Il ragazzo, infatti, aveva estro: declamava poesie di Trilussa; traduceva ad undici anni per diletto brani in latino; pulcino della Roma faceva parte del ‘vivaio’ e venne anche citato in diversi resoconti giornalistici; dopo la scuola di recitazione iniziata ad otto anni, recitava in teatri e teatrini romani oltre ad avere un piccolo ruolo in un film a Cinecittà con Alberto Sordi (‘Bravissimo’ del 1955, per la cronaca).

Ma doveva fare i conti anche con un equilibrio familiare non semplice, stretto fra un padre, Giulio, di natura mite e defilata che faceva ad un tempo da ‘collante’ e da ‘parafulmine’, mentre la madre, Titina, soggetta a frequenti scarti d’umore e con una spiccata instabilità emotiva, era un vero e proprio ‘uragano’.
Moltissimi gli episodi e le vicende familiari richiamate, che parlano dell’autore ma tratteggiano anche in maniera particolarmente dettagliata la crescente problematicità della relazione fra i genitori, e le innegabili ripercussioni sul percorso di crescita di un bambino che diventa adolescente.
Così ci si muove fra rievocazioni esilaranti come quella del primo bacio e l’epilogo con ‘la linea d’ombra’ di una sfiorata tragedia che farà dire all’autore: “L’undici settembre del 1964 –l’autore aveva diciassette anni- m’è toccato diventare uomo. E non ero preparato.”
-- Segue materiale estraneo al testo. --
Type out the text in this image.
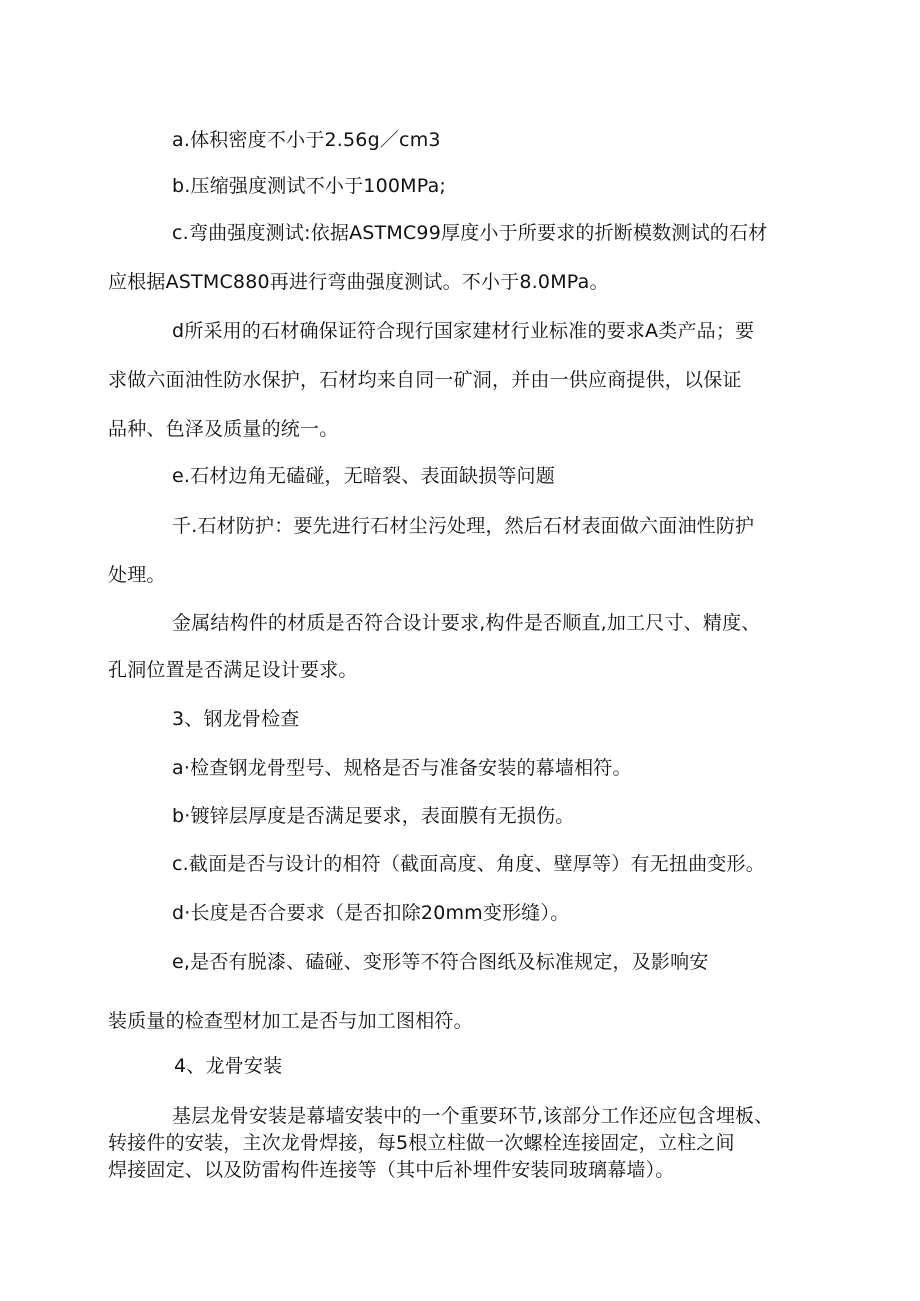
a.体积密度不小于2.56g／cm3
b.压缩强度测试不小于100MPa;
c.弯曲强度测试:依据ASTMC99厚度小于所要求的折断模数测试的石材
应根据ASTMC880再进行弯曲强度测试。不小于8.0MPa。
d所采用的石材确保证符合现行国家建材行业标准的要求A类产品；要
求做六面油性防水保护，石材均来自同一矿洞，并由一供应商提供，以保证
品种、色泽及质量的统一。
e.石材边角无磕碰，无暗裂、表面缺损等问题
千.石材防护：要先进行石材尘污处理，然后石材表面做六面油性防护
处理。
金属结构件的材质是否符合设计要求,构件是否顺直,加工尺寸、精度、
孔洞位置是否满足设计要求。
3、钢龙骨检查
a·检查钢龙骨型号、规格是否与准备安装的幕墙相符。
b·镀锌层厚度是否满足要求，表面膜有无损伤。
c.截面是否与设计的相符（截面高度、角度、壁厚等）有无扭曲变形。
d·长度是否合要求（是否扣除20mm变形缝）。
e,是否有脱漆、磕碰、变形等不符合图纸及标准规定，及影响安
装质量的检查型材加工是否与加工图相符。
4、龙骨安装
基层龙骨安装是幕墙安装中的一个重要环节,该部分工作还应包含埋板、
转接件的安装，主次龙骨焊接，每5根立柱做一次螺栓连接固定，立柱之间
焊接固定、以及防雷构件连接等（其中后补埋件安装同玻璃幕墙）。
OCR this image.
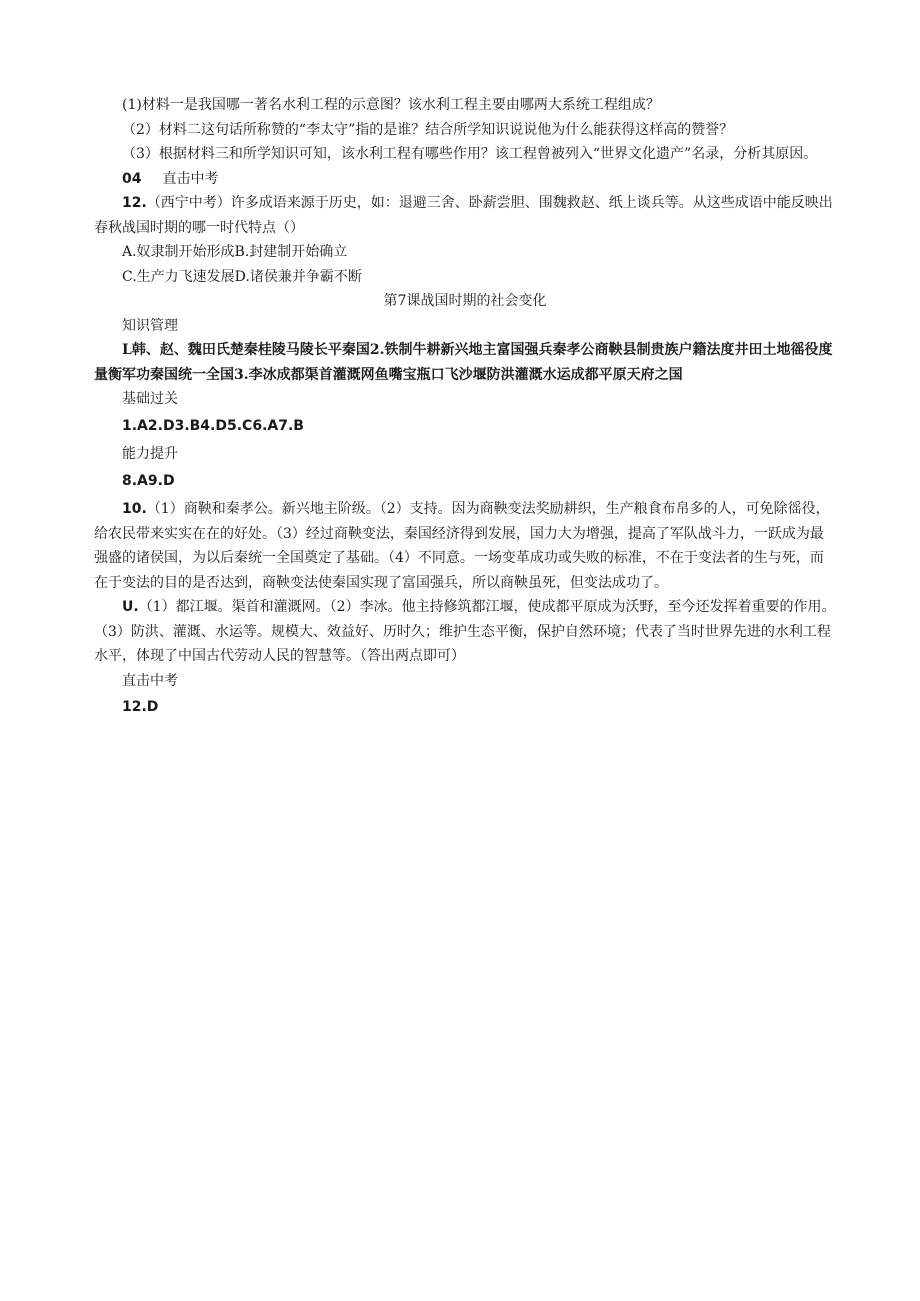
(1)材料一是我国哪一著名水利工程的示意图？该水利工程主要由哪两大系统工程组成？

（2）材料二这句话所称赞的“李太守”指的是谁？结合所学知识说说他为什么能获得这样高的赞誉？

（3）根据材料三和所学知识可知，该水利工程有哪些作用？该工程曾被列入“世界文化遗产”名录，分析其原因。

04   直击中考

12.（西宁中考）许多成语来源于历史，如：退避三舍、卧薪尝胆、围魏救赵、纸上谈兵等。从这些成语中能反映出春秋战国时期的哪一时代特点（）

A.奴隶制开始形成B.封建制开始确立

C.生产力飞速发展D.诸侯兼并争霸不断

第7课战国时期的社会变化

知识管理

L韩、赵、魏田氏楚秦桂陵马陵长平秦国2.铁制牛耕新兴地主富国强兵秦孝公商鞅县制贵族户籍法度井田土地徭役度量衡军功秦国统一全国3.李冰成都渠首灌溉网鱼嘴宝瓶口飞沙堰防洪灌溉水运成都平原天府之国

基础过关

1.A2.D3.B4.D5.C6.A7.B

能力提升

8.A9.D

10.（1）商鞅和秦孝公。新兴地主阶级。（2）支持。因为商鞅变法奖励耕织，生产粮食布帛多的人，可免除徭役，给农民带来实实在在的好处。（3）经过商鞅变法，秦国经济得到发展，国力大为增强，提高了军队战斗力，一跃成为最强盛的诸侯国，为以后秦统一全国奠定了基础。（4）不同意。一场变革成功或失败的标准，不在于变法者的生与死，而在于变法的目的是否达到，商鞅变法使秦国实现了富国强兵，所以商鞅虽死，但变法成功了。

U.（1）都江堰。渠首和灌溉网。（2）李冰。他主持修筑都江堰，使成都平原成为沃野，至今还发挥着重要的作用。（3）防洪、灌溉、水运等。规模大、效益好、历时久；维护生态平衡，保护自然环境；代表了当时世界先进的水利工程水平，体现了中国古代劳动人民的智慧等。（答出两点即可）

直击中考

12.D
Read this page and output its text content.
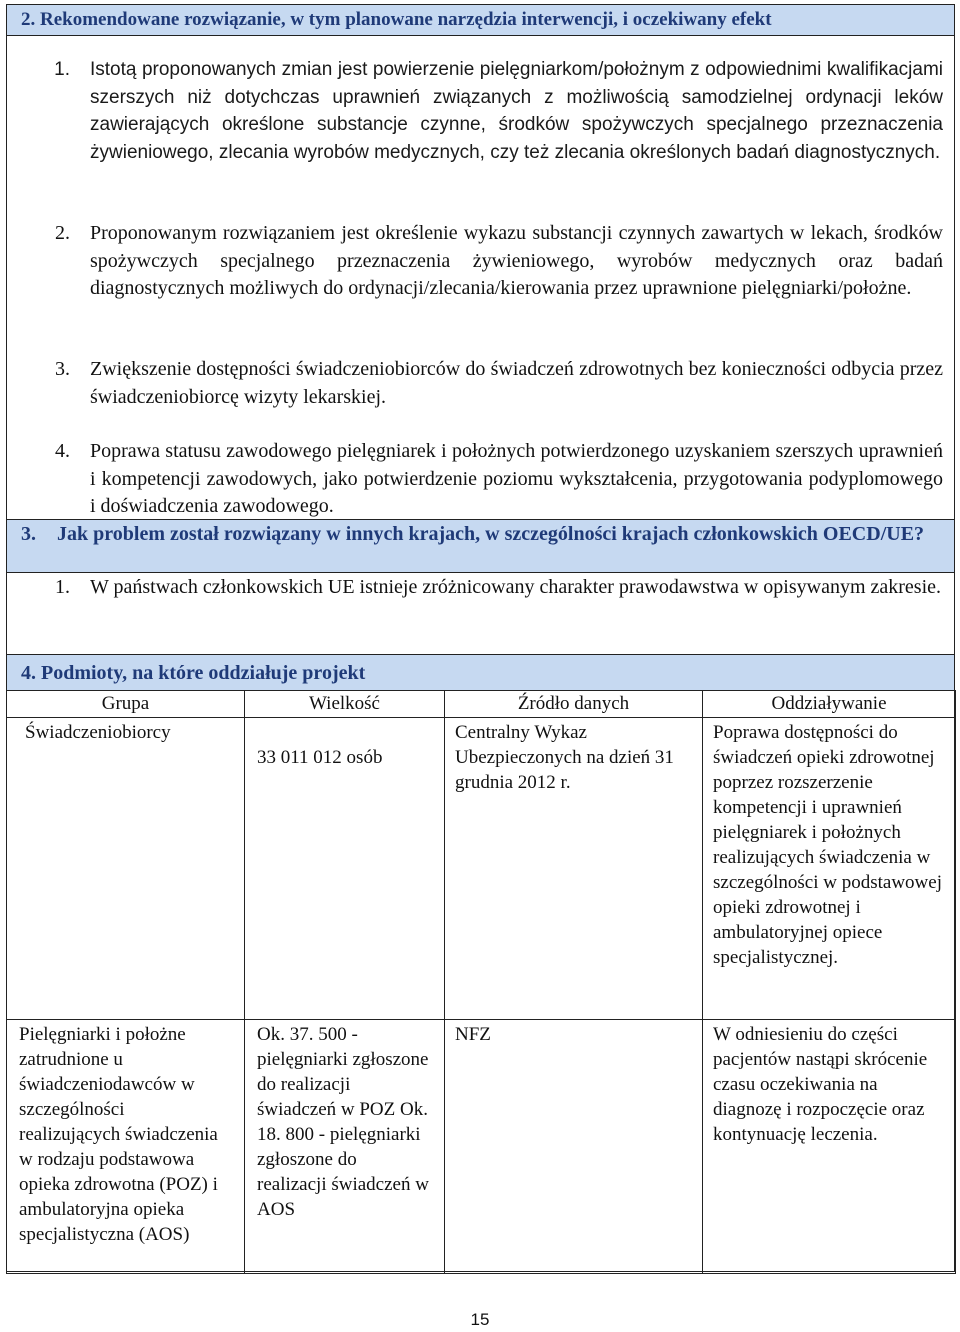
2. Rekomendowane rozwiązanie, w tym planowane narzędzia interwencji, i oczekiwany efekt
1. Istotą proponowanych zmian jest powierzenie pielęgniarkom/położnym z odpowiednimi kwalifikacjami szerszych niż dotychczas uprawnień związanych z możliwością samodzielnej ordynacji leków zawierających określone substancje czynne, środków spożywczych specjalnego przeznaczenia żywieniowego, zlecania wyrobów medycznych, czy też zlecania określonych badań diagnostycznych.
2. Proponowanym rozwiązaniem jest określenie wykazu substancji czynnych zawartych w lekach, środków spożywczych specjalnego przeznaczenia żywieniowego, wyrobów medycznych oraz badań diagnostycznych możliwych do ordynacji/zlecania/kierowania przez uprawnione pielęgniarki/położne.
3. Zwiększenie dostępności świadczeniobiorców do świadczeń zdrowotnych bez konieczności odbycia przez świadczeniobiorcę wizyty lekarskiej.
4. Poprawa statusu zawodowego pielęgniarek i położnych potwierdzonego uzyskaniem szerszych uprawnień i kompetencji zawodowych, jako potwierdzenie poziomu wykształcenia, przygotowania podyplomowego i doświadczenia zawodowego.
3. Jak problem został rozwiązany w innych krajach, w szczególności krajach członkowskich OECD/UE?
1. W państwach członkowskich UE istnieje zróżnicowany charakter prawodawstwa w opisywanym zakresie.
4. Podmioty, na które oddziałuje projekt
Grupa	Wielkość	Źródło danych	Oddziaływanie

Świadczeniobiorcy	33 011 012 osób	Centralny Wykaz Ubezpieczonych na dzień 31 grudnia 2012 r.	Poprawa dostępności do świadczeń opieki zdrowotnej poprzez rozszerzenie kompetencji i uprawnień pielęgniarek i położnych realizujących świadczenia w szczególności w podstawowej opieki zdrowotnej i ambulatoryjnej opiece specjalistycznej.

Pielęgniarki i położne zatrudnione u świadczeniodawców w szczególności realizujących świadczenia w rodzaju podstawowa opieka zdrowotna (POZ) i ambulatoryjna opieka specjalistyczna (AOS)	Ok. 37. 500 - pielęgniarki zgłoszone do realizacji świadczeń w POZ Ok. 18. 800 - pielęgniarki zgłoszone do realizacji świadczeń w AOS	NFZ	W odniesieniu do części pacjentów nastąpi skrócenie czasu oczekiwania na diagnozę i rozpoczęcie oraz kontynuację leczenia.
15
Cosa dire, in conclusione? Certamente che la ricchezza di questo volume non è condensabile in poche righe e che sono sempre le parole dell’autore, poste a chiusura dell’introduzione,ad essere le più efficaci:
“Alla fine del viaggio mi resta comunque una certezza: la felicità esiste, o almeno a me sembra di averla incontrata. E se invece non esiste, se è stato solo un sogno o un miraggio, allora vuol dire che, scrivendo, si può essere felici anche senza.” (G.M.)